The formula should have lead you to these numbers:
The time to be added to 10 seconds indicated exposure for a film that has a correction of 0.3 seconds at 1 second indicated is:
tadd = 0.3*(10^1.62) = 12.51. .

Add 12.51 seconds to the indicated 10 seconds to get 22.5 seconds after correction for non-linear reciprocity. Your suspicion was correct. I don't know what you did to get 4 seconds instead of 12.5, but you surely didn't calculate 10^1.62 in the process!

Remember: the coefficient a in the equation is the amount of the reciprocity CORRECTION at the measured exposure time of 1 second, 0.3 seconds in the case at hand.

Thanks for the correction- I was simply using your chart to add numbers- it's obviously way more complicated than that.

I'm ashamed because I'm supposed to be a reasonably competent person (I do instruments and calibration for a living)...but this math is just way over my head for use in the field- Maybe someone somewhere has come up with a simple additive chart that I could understand.
It sure is neat to have exposure to scientific people of this caliber on a board of mostly us "artsy" types- I salute your superior grey matter fellas!- but I have no clue - how does one perform the function "^"?

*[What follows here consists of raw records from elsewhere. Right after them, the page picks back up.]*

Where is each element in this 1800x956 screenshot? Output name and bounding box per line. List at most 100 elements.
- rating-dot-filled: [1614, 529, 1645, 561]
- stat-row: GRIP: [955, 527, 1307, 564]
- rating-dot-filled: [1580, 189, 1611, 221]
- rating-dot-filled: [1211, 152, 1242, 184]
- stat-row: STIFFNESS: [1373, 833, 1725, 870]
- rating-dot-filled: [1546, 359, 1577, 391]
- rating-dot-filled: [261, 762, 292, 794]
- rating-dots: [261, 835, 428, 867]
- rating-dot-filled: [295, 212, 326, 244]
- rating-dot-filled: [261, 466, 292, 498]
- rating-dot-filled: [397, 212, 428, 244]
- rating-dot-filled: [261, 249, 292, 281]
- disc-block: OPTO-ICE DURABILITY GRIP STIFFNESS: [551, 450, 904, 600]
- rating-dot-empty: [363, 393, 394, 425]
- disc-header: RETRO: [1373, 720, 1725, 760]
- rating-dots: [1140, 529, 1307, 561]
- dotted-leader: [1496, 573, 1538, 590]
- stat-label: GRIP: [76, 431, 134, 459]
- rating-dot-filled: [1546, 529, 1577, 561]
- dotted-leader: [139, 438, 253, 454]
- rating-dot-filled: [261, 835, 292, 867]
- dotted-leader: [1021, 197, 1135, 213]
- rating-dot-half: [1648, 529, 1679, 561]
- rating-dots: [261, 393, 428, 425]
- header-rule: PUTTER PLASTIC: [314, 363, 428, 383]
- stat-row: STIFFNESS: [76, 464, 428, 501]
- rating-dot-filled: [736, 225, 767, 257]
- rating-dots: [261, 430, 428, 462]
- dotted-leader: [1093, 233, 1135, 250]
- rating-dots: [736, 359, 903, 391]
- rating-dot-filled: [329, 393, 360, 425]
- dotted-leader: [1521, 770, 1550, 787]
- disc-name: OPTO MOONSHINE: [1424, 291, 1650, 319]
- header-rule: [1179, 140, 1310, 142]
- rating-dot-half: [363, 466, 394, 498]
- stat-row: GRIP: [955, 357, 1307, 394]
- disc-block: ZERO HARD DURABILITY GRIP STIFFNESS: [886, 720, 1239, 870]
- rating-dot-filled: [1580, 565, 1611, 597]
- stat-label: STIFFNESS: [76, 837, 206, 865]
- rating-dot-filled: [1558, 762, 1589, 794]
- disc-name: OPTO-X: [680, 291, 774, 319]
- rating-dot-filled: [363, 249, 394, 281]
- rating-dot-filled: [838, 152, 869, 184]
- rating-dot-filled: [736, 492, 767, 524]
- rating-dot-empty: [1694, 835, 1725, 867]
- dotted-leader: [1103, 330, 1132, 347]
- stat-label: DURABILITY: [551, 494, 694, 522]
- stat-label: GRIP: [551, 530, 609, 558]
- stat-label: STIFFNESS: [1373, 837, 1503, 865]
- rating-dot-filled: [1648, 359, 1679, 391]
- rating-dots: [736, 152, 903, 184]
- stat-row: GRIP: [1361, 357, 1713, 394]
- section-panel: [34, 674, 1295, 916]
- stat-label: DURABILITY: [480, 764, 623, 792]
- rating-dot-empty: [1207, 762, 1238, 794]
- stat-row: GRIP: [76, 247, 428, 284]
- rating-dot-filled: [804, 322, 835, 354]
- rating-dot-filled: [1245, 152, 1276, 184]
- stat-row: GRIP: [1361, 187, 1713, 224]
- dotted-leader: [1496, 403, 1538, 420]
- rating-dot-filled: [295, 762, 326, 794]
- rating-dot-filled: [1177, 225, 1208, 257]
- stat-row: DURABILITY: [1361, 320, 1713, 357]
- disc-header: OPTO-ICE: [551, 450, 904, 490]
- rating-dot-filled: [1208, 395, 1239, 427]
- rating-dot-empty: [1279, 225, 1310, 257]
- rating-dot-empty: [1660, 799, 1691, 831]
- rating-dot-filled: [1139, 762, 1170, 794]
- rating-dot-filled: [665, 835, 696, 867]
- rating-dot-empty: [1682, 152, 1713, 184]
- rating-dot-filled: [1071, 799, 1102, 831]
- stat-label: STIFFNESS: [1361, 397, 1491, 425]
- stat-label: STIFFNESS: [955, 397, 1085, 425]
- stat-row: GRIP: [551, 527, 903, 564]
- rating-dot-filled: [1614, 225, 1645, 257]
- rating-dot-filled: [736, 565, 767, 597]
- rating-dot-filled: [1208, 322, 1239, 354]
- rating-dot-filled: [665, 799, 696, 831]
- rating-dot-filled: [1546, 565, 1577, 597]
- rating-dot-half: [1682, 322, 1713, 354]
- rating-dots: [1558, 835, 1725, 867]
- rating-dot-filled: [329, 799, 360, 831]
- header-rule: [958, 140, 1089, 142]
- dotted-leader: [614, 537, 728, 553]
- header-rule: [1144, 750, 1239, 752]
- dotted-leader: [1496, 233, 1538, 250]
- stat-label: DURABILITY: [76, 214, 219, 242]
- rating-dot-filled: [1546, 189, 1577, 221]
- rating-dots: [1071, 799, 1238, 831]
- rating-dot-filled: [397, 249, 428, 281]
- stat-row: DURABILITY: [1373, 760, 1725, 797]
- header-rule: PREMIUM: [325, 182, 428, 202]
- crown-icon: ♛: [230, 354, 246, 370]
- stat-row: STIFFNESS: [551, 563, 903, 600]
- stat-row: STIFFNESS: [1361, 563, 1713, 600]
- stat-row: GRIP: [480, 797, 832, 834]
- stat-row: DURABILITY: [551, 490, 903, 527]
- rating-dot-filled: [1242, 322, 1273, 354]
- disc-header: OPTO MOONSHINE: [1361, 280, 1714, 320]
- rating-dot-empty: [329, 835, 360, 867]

Thanks for the correction- I was simply using your chart to add numbers- it's obviously way more complicated than that.

I'm ashamed because I'm supposed to be a reasonably competent person (I do instruments and calibration for a living)...but this math is just way over my head for use in the field- Maybe someone somewhere has come up with a simple additive chart that I could understand.
It sure is neat to have exposure to scientific people of this caliber on a board of mostly us "artsy" types- I salute your superior grey matter fellas!- but I have no clue - how does one perform the function "^"?

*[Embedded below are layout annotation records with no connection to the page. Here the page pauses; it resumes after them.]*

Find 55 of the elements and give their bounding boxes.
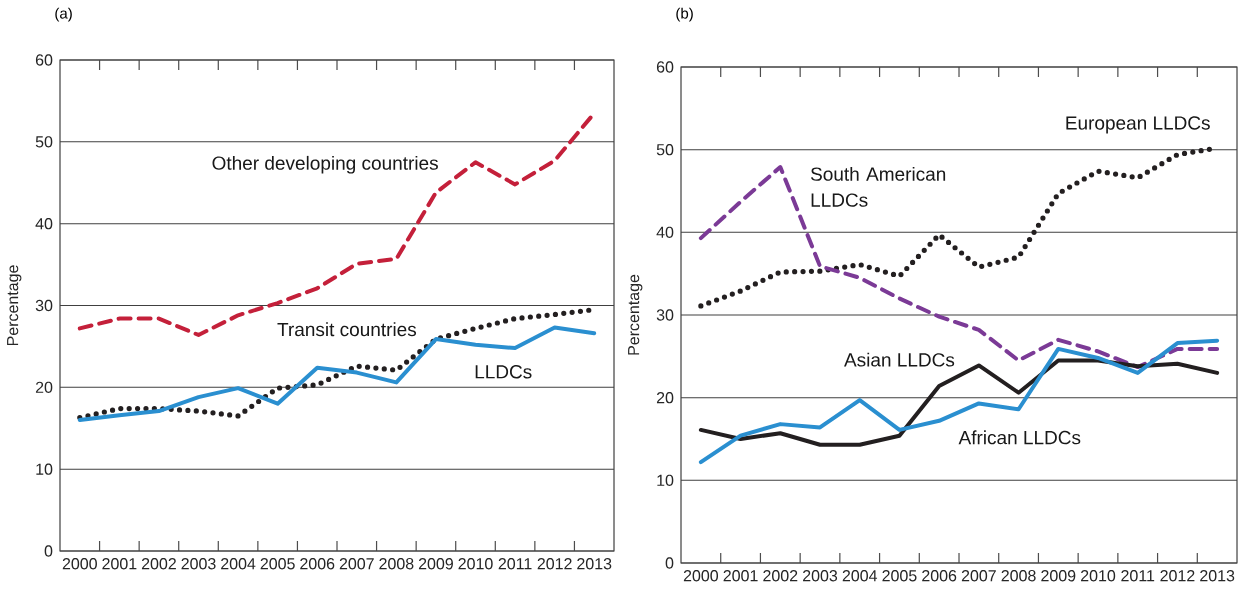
x-tick-label: 2000: [683, 570, 719, 582]
y-tick-label: 20: [35, 381, 53, 393]
series-label: South American LLDCs: [810, 166, 946, 207]
x-tick-label: 2007: [961, 570, 996, 582]
series-label: European LLDCs: [1066, 116, 1210, 134]
x-tick-label: 2010: [1081, 570, 1116, 582]
chart-title: (b): [676, 7, 693, 22]
x-tick-label: 2011: [498, 558, 532, 570]
x-tick-label: 2004: [221, 558, 256, 570]
y-tick-label: 60: [656, 61, 674, 73]
series-label: Transit countries: [277, 322, 417, 337]
y-tick-label: 50: [35, 136, 53, 148]
x-tick-label: 2009: [418, 558, 453, 570]
x-tick-label: 2007: [339, 558, 374, 570]
y-axis-title: Percentage: [628, 274, 643, 355]
y-tick-label: 20: [656, 392, 674, 404]
series-label: African LLDCs: [958, 430, 1081, 445]
series-label: Other developing countries: [212, 155, 438, 174]
y-tick-label: 10: [36, 463, 53, 475]
x-tick-label: 2010: [458, 558, 493, 570]
x-tick-label: 2013: [577, 558, 612, 570]
x-tick-label: 2001: [723, 570, 758, 582]
x-tick-label: 2006: [922, 570, 957, 582]
x-tick-label: 2000: [62, 558, 97, 570]
y-tick-label: 50: [656, 144, 674, 156]
x-tick-label: 2012: [1160, 570, 1195, 582]
x-tick-label: 2004: [842, 570, 878, 582]
x-tick-label: 2009: [1041, 570, 1076, 582]
y-tick-label: 60: [35, 54, 53, 66]
chart-title: (a): [55, 7, 72, 22]
x-tick-label: 2013: [1200, 570, 1235, 582]
y-axis-title: Percentage: [7, 265, 22, 346]
line-series: [698, 165, 1220, 370]
x-tick-label: 2005: [882, 570, 917, 582]
x-tick-label: 2011: [1121, 570, 1155, 582]
y-tick-label: 30: [35, 299, 53, 312]
x-tick-label: 2003: [803, 570, 838, 582]
x-tick-label: 2012: [537, 558, 572, 570]
y-tick-label: 0: [665, 557, 674, 569]
y-tick-label: 0: [44, 545, 53, 557]
y-tick-label: 40: [35, 218, 53, 230]
x-tick-label: 2008: [379, 558, 414, 570]
y-tick-label: 40: [656, 226, 674, 238]
x-tick-label: 2003: [181, 558, 216, 570]
series-label: Asian LLDCs: [844, 352, 955, 367]
y-tick-label: 10: [657, 474, 674, 486]
x-tick-label: 2001: [102, 558, 137, 570]
y-tick-label: 30: [656, 309, 674, 321]
x-tick-label: 2008: [1001, 570, 1036, 582]
x-tick-label: 2002: [141, 558, 176, 570]
x-tick-label: 2002: [763, 570, 798, 582]
line-series: [698, 338, 1220, 465]
x-tick-label: 2006: [300, 558, 335, 570]
series-label: LLDCs: [475, 365, 532, 379]
x-tick-label: 2005: [260, 558, 295, 570]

The ^ symbol means "to the power of". It is not something one can do with paper and pencil unless the number on the right is an integer. Thus, 2^2 means 2 raised to the power of 2 which is simply 4, but 2^1.62 is not so easy. The TI30XIIS pocket calculator and many others have a key with that symbol. Using it, I find that 2^2=4 and 2^1.62=3.073750363. I am glad I didn't have to design the circuitry in that little light-powered pocket calculator. I is capable of math operations that I could not do at my desk during the 30 years of work at NACA-NASA without laborious calculation of power series on an electromechanical Friden or Marchant desk calculator.

We use our grey matter to pursue knowledge along paths which are mysteriously chosen from among many available ones. I consider myself lucky that others who have pursued other paths have shared the fruits of their pursuits, and am happy to be able to share what I have found along my path.